Bofar, a wholesaler-exporter, which does not sell any products in Belgium, but sells only to importers in other Member States of the EU, was faced with the discontinuation or drastic decrease in deliveries by a number of pharmaceutical companies (Alcon-Couvreur, AstraZeneca, Bayer, Biogen Idec Belgium, Boehringer Inghelheim, Bristol Myers Squibb Belgium, Janssens-Cilag Belgium, Pfizer and Serono Benelux).
As a result, it lodged a complaint with the Competition Prosecutors for alleged concerted practices between those companies to eliminate parallel trade as well as for an alleged abuse of dominance in the form of a refusal to supply. Bofar requested interim measures (combined with a penalty payment) ordering the companies to continue supplies at least in proportion to the volumes that had been supplied in the past.
Under Belgian competition law, interim measures can only be imposed if the complainant has a direct and immediate interest; a prima facie infringement of the Competition Act is established; and there is an urgent need to avert a situation that could cause serious, imminent and irreparable harm to the company whose interest is affected.
The Competition Prosecutor ruled that the existence of a prima facie infringement was not established. As far as the alleged concerted practices are concerned, the Prosecutor, drawing upon European case law, held that the parallel behaviour of the pharmaceutical companies could not be qualified as concerted practices due to the fact that their respective methods of supplying exporters differed in a significant way and were introduced separately over a very long time span (2001-2007).

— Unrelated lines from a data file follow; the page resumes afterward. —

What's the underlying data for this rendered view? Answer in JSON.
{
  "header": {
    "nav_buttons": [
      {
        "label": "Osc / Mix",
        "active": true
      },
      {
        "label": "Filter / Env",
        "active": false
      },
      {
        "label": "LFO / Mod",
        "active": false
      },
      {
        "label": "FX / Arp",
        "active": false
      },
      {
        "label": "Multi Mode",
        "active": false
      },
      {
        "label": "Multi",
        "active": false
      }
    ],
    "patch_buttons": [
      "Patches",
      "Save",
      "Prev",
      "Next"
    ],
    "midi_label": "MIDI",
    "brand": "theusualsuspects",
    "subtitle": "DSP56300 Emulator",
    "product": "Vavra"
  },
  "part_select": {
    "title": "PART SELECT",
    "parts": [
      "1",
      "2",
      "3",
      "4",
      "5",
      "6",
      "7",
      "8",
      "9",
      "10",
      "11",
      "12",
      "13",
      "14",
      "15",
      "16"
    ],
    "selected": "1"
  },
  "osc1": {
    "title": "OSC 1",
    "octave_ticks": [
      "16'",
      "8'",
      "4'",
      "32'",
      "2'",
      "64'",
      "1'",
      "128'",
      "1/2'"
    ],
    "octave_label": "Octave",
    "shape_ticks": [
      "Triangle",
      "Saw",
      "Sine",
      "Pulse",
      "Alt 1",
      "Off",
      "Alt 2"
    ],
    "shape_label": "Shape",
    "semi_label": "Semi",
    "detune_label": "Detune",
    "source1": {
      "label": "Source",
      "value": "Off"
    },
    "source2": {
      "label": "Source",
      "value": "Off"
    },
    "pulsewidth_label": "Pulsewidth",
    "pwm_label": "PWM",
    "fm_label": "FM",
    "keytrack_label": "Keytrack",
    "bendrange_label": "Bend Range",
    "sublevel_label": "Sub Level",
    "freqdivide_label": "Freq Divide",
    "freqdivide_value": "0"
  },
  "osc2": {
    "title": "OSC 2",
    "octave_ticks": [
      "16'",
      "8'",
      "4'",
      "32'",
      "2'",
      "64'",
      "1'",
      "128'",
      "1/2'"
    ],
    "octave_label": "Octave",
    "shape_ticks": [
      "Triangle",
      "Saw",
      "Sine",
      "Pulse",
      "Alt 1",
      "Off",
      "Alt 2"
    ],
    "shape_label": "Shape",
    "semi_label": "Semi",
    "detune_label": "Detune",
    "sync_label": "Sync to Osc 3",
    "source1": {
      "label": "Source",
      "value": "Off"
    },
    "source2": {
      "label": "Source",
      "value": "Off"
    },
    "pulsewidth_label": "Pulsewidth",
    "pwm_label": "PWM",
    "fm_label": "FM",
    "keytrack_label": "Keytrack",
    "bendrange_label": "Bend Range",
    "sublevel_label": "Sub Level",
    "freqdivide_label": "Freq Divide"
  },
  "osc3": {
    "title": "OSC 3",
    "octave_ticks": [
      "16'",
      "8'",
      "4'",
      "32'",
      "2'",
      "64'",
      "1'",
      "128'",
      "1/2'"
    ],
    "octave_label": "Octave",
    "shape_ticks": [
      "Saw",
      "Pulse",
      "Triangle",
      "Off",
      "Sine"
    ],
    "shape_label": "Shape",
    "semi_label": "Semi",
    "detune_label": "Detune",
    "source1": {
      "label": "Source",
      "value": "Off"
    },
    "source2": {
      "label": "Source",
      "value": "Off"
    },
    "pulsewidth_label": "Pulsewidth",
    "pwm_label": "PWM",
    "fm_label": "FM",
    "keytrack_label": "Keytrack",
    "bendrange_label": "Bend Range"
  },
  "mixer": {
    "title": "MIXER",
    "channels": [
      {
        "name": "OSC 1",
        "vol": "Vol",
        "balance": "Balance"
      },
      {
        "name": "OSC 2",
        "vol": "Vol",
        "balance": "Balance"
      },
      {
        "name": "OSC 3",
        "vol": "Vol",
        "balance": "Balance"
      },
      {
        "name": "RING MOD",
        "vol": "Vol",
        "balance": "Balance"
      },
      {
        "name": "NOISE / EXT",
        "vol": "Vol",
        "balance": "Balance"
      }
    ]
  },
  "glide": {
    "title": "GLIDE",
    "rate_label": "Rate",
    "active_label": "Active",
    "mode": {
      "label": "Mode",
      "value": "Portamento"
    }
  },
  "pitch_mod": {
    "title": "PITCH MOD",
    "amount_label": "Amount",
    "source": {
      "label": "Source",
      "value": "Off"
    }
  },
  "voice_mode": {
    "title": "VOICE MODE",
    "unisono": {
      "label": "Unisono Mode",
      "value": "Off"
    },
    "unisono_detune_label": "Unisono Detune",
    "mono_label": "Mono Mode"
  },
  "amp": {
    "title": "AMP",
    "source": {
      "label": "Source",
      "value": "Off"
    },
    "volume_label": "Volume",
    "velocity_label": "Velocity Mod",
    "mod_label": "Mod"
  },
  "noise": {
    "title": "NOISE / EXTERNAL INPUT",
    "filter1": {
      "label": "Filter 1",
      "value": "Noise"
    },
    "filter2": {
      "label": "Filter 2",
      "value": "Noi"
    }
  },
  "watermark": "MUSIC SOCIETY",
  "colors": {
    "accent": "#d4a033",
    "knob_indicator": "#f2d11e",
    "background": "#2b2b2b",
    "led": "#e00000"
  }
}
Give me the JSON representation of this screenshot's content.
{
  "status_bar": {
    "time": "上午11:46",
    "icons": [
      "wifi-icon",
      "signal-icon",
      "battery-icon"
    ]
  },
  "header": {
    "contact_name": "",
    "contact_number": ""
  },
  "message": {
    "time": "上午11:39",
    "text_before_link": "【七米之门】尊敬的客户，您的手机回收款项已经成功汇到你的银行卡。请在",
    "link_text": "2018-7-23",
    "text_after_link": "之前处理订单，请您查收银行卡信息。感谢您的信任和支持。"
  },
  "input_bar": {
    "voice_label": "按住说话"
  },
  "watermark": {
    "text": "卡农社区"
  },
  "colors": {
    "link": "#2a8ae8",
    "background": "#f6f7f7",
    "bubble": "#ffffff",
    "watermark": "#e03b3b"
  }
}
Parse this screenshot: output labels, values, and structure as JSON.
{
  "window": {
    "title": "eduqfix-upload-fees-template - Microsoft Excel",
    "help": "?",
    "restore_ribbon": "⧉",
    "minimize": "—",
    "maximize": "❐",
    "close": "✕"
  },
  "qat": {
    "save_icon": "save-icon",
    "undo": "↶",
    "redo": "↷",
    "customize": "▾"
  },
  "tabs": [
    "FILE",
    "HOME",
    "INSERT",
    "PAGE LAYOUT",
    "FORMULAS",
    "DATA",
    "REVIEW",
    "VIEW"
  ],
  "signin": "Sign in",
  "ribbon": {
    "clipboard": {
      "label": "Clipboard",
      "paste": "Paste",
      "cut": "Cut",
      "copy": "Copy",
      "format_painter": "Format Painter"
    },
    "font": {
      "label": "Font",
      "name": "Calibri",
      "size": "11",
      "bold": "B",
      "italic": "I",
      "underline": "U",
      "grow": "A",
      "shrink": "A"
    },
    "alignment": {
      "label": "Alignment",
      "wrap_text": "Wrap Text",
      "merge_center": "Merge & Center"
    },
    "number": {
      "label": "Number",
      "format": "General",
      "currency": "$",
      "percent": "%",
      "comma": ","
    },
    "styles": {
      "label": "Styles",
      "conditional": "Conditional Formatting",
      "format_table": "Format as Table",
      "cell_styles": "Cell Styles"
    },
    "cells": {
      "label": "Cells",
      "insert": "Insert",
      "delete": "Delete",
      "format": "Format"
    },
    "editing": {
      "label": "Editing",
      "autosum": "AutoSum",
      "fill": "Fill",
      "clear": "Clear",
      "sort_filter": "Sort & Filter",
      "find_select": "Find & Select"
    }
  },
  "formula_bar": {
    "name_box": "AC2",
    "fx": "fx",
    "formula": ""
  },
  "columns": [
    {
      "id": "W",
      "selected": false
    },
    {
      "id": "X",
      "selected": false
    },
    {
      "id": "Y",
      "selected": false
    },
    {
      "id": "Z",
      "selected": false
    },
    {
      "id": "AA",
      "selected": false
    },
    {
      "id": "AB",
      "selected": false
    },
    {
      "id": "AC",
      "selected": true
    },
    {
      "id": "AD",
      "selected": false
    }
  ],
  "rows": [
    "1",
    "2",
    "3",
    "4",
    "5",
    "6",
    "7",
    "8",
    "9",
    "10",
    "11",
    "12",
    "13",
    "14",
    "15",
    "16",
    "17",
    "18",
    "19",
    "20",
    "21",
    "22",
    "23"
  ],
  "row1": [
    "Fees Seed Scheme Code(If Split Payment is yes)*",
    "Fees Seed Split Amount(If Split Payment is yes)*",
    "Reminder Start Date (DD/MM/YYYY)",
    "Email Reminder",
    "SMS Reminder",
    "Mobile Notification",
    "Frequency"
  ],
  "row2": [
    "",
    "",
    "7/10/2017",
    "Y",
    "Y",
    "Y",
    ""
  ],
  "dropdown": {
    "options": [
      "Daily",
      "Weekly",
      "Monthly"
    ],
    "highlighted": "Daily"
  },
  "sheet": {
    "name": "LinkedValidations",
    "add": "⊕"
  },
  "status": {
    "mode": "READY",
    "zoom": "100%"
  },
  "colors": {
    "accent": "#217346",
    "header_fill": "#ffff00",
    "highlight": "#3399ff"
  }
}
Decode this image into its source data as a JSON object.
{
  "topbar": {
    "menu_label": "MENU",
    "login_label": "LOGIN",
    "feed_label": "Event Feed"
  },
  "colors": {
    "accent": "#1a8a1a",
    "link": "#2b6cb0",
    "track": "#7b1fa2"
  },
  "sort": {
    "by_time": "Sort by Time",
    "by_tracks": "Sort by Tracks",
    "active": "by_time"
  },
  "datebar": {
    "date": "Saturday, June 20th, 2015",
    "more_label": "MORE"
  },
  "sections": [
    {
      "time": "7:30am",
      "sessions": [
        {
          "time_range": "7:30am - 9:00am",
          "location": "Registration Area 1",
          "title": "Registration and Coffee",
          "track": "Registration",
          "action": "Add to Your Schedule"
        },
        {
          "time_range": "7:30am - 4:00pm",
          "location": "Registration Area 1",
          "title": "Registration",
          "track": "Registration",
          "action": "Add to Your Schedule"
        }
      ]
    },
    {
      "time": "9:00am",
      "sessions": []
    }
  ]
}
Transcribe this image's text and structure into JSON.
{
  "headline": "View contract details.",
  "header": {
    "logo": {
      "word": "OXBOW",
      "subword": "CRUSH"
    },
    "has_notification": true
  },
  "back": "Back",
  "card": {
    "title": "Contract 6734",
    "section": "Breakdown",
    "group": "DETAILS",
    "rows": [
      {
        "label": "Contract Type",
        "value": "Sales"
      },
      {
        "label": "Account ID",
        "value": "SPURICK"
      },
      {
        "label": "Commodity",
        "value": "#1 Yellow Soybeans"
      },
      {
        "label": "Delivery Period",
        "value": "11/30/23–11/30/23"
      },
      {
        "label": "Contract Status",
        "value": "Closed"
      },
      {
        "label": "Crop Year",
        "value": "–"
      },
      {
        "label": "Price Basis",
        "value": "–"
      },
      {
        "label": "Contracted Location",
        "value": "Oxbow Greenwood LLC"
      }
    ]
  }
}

As to the alleged abuse of dominance, the Prosecutor first recalled that a mere refusal to supply is not sufficient to conclude to a violation of competition law as proof of the dominant company’s aim to exclude actual or potential competitors and to reinforce its own market position is also required, as well as the absence of an objective justification. The Prosecutor then analysed the global economic context. He first explained that Bofar, which is not active on the Belgian market, does not have any public service obligation in the form of minimum stock requirements and only buys products with significant price differences compared to other countries. Furthermore, the Prosecutor emphasised that the market for pharmaceutical products is characterised by price regulation in light of national consumption as well as the budgetary balance of the health insurance system and that a correct application of competition law requires the utmost attention to existing price regulations in force. Therefore, by drawing upon the conclusions of Advocate General Jacobs in the Syfait case, the Prosecutor ruled in its decision of 26 March 2008 that a company which, in light of the protection of its commercial interests, refuses to sell products that are subject to price regulation to a company that does not have selling activities on the Belgian market, cannot be qualified as an abuse.